When you interpret a musical drama or a live stage event for the Deaf, you have a tremendous responsibility to be clear and precise while honoring the originating spirit of the base text.

Too often on the live stage, you will see interpreters who are ill-prepared for even a rehearsed performance.

Instead of interpreting the meaning — by taking the original English and then translating it to American Sign Language — most interpreters just do a Pidgin Signed English translation and that satisfies nobody because it is not English and it is not ASL.  PSE is merely a meme to an anxious end.

The challenge every interpreter must take on when agreeing to interpret the live performance of a script is to re-imagine the writing in the context of the Deaf Community and then to re-birth that original intention into ASL. 

That is not an easy task.  If a song lyric rhymes in English, an ASL equivalent must be found — or the interpreter is not doing a proper job. 

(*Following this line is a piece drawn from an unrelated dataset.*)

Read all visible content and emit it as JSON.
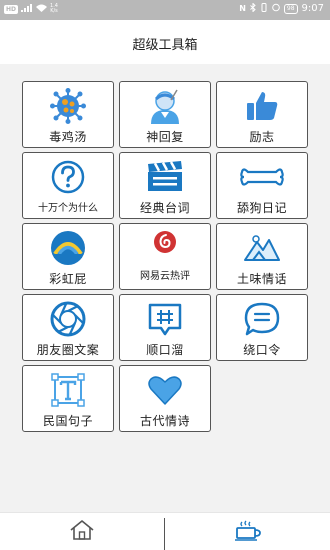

It is never good enough or barely acceptable enough to do a straight PSE
translation of any text in performance for a Deaf audience but, unfortunately today, the first withering in a stressed and compressing world is doing things the right way as the easier route takes precedence — even at the expense of true meaning and a wholesome and fulfilling understanding of the performance in context.


  1. It’s really sad when language is butchered in any way and cheapened to make it easier for the conveyor of the language. It would be like using Google Translate to translate a Russian romance novel.

  2. Love this article, David. Who would think such things happen? You would think the interpreters would be doing right from scratch. Good warning to know

  3. Yes, one would think a great amount of effort would go into making the interpretation match the performance, Anne, but that rarely happens because it takes tons of time, effort, individual practice and group rehearsal.